Por: Danilo Rodrigues do Nascimento
No Brasil, a Constituição Federal de 1988 abriu novas possibilidades no campo da saúde, da educação, das demarcações de terras, entre outras reivindicações dos povos nativos. Antes da Constituição Cidadã, os povos indígenas eram representados, como “obstáculos ao progresso”, improdutivos e assimilados à sociedade brasileira. Os movimentos indígenas brasileiros foram fundamentais para consolidar uma história a contrapelo 1 dessas ideias e trazer à tona discussões voltadas para as questões indígenas. Por isso, o foco central deste texto é destacar as terras indígenas como espaços ancestrais e de (re)existências dessas populações. Assim, o termo espaço ancestral foi articulado a partir da observação de como os povos nativos trazem para o centro do debate a valorização cultural e linguística dos mais velhos, que são os grandes portadores das sabedorias ancestrais. Essas comunidades são produtoras e executoras de táticas e estratégias de sobrevivência contra toda forma de opressão. Por isso, a palavra (re)existências foi utilizada, pois essas comunidades sempre resistiram e sobreviveram as formas de violências coloniais.

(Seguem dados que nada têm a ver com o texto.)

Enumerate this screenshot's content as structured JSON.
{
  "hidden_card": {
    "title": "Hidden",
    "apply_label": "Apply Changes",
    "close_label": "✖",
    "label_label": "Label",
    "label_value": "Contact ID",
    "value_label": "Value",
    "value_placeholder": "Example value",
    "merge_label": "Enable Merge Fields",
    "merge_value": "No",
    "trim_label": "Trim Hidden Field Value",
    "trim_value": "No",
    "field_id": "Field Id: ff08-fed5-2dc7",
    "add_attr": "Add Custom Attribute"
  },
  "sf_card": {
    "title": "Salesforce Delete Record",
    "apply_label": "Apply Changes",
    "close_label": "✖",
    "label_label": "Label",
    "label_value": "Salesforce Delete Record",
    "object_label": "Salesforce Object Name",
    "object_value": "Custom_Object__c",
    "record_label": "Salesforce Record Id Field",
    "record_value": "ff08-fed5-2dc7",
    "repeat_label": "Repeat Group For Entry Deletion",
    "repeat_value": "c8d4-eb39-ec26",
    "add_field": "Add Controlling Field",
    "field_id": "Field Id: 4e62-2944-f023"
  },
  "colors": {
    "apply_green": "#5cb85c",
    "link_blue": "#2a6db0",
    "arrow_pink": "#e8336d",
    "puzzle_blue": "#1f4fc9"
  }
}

Na década de 1980, muitos povos passaram a se organizar politicamente com o ideal de protagonizar suas lutas e reivindicações, principalmente no que dizia respeito as demarcações das terras indígenas. Eles desenvolveram, por exemplo, a União das Nações Indígenas (UNI), em 1980, que ecoou muitas vozes de denúncias e resistências dessas comunidades em vários lugares, como nas conferências da Organização das Nações Unidas para a Educação, a Ciência e a Cultura (UNESCO), na Costa Rica, e no Congresso Indígena
da Colômbia (2002). Essas movimentações políticas, dos povos nativos, consolidaram muitas parcerias com instituições governamentais e não governamentais, na elaboração de políticas públicas em favor das diversidades de línguas, culturas e identidades dos povos indígenas.

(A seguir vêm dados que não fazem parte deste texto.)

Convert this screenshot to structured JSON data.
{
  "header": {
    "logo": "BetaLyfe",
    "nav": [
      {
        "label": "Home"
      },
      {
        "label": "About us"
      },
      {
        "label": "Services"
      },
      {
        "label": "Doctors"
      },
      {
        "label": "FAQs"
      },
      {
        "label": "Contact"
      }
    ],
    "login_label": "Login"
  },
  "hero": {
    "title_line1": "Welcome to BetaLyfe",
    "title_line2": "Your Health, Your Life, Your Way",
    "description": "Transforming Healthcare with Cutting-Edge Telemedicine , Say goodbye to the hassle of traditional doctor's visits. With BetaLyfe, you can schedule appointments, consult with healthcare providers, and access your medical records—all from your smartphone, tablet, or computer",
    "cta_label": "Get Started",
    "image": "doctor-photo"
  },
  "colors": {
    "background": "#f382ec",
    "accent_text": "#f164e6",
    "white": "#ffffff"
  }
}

Hoje, segundo dados do Instituto Brasileiro de Geografia e Estatística (IBGE), no censo de 2010, no território brasileiro existem aproximadamente mais de 817 mil indígenas, distribuídos em mais de 688 terras indígenas e algumas áreas urbanas. Há também dados estatísticos de 82 grupos que ainda não foram contatados (vale destacar que esses dados apresentados estão defasados, pois o IBGE não realiza uma nova pesquisa desde 2010). Esses dados apresentados demostram a existência de múltiplas organizações sociais, costumes, línguas, crenças e tradições dessas comunidades, e a importância do direito sobre suas terras,
que coloca essas populações em contatos com o pluriverso dos animais, da fauna e flora, da agricultura, dos roçados, entre outras dimensões.

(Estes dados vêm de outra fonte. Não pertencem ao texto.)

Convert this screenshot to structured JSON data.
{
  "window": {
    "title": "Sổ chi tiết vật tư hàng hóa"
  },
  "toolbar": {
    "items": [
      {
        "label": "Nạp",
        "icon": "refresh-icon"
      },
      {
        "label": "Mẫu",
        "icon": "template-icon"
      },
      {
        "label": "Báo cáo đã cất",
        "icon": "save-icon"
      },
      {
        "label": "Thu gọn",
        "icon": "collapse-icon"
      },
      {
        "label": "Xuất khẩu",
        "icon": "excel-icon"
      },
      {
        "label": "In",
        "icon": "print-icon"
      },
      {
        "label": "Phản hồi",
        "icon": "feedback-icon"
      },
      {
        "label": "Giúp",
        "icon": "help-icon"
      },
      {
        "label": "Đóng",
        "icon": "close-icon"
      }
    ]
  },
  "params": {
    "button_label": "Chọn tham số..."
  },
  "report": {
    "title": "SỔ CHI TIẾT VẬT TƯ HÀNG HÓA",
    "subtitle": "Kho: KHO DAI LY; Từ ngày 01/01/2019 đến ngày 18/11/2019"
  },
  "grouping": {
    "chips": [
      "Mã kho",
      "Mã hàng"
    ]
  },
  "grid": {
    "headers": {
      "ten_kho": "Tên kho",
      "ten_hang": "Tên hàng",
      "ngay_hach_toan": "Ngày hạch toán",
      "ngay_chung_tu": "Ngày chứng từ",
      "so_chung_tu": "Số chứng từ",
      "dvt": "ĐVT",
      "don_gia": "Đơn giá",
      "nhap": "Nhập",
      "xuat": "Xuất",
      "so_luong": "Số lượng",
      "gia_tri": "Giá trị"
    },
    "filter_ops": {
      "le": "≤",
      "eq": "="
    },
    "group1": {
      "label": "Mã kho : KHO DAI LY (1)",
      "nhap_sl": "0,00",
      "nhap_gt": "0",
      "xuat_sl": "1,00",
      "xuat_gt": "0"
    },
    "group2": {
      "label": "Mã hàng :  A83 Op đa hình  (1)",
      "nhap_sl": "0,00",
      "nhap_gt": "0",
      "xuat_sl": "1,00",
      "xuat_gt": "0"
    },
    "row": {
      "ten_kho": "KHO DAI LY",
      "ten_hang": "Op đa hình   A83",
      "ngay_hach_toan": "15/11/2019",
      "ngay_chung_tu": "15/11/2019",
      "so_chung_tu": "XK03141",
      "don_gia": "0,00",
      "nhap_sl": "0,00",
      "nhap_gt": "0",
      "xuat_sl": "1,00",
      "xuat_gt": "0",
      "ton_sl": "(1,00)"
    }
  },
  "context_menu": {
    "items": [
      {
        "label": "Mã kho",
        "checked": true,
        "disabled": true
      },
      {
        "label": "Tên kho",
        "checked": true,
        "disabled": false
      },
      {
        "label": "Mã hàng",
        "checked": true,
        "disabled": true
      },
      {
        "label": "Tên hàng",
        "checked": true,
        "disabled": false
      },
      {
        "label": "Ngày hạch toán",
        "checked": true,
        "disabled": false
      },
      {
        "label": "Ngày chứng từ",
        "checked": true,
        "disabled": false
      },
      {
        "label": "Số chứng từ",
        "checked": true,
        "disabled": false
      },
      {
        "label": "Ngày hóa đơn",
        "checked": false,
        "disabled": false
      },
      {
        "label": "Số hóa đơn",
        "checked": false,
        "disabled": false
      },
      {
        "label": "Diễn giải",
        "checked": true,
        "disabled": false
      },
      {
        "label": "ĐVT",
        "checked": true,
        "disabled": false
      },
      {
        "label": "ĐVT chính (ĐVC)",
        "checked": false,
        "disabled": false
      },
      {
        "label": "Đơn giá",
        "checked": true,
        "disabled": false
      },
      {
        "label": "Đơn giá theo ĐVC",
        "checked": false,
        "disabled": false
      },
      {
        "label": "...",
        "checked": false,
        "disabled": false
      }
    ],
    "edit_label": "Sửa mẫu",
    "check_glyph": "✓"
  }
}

Os meios midiáticos, atualmente, trazem muitas notícias e denúncias de invasão das terras indígenas. No ano de 2022, o indigenista brasileiro Bruno Pereira e o jornalista britânico Dom Phillips foram assassinados em decorrência de defesa das terras indígenas e denúncias contra garimpeiros, que usurpam os territórios indígenas. Assim, é preciso mencionar que mesmo com os avanços na Constituição, essas populações precisam estar vigilantes, pois os direitos dos povos indígenas no Brasil ainda são muito desobedecidos. Por isso, a antropóloga brasileira Manuela Carneiro da Cunha, no livro “Índios no Brasil: História, direito e cidadania”, destaca que “o que é hoje o Brasil indígena são fragmentos de um tecido social cuja trama, muito mais complexa e abrangente, cobria provavelmente o território como um todo” (2012, p.13). Este fragmento de texto apresenta um ponto muito importante: o de mostrar como essas terras brasileiras sempre foram habitadas, mas que após o processo colonizatório, foram construídas diversas imagens estereotipadas e preconceituosas sobre os povos indígenas. Por exemplo, em nossa sociedade ainda ouvimos frases como: “por que índio quer terra?”, “os índios vivem na mata”, “os índios são bêbados e
sujos”, “os índios são violentos”, entre outras, falas essas que tem por único objetivo o domínio do território por parte dos colonizadores. Na contramão dessas frases, este texto busca trazer para o centro do debate uma perspectiva outra em par com as ancestralidades e resistências indígenas.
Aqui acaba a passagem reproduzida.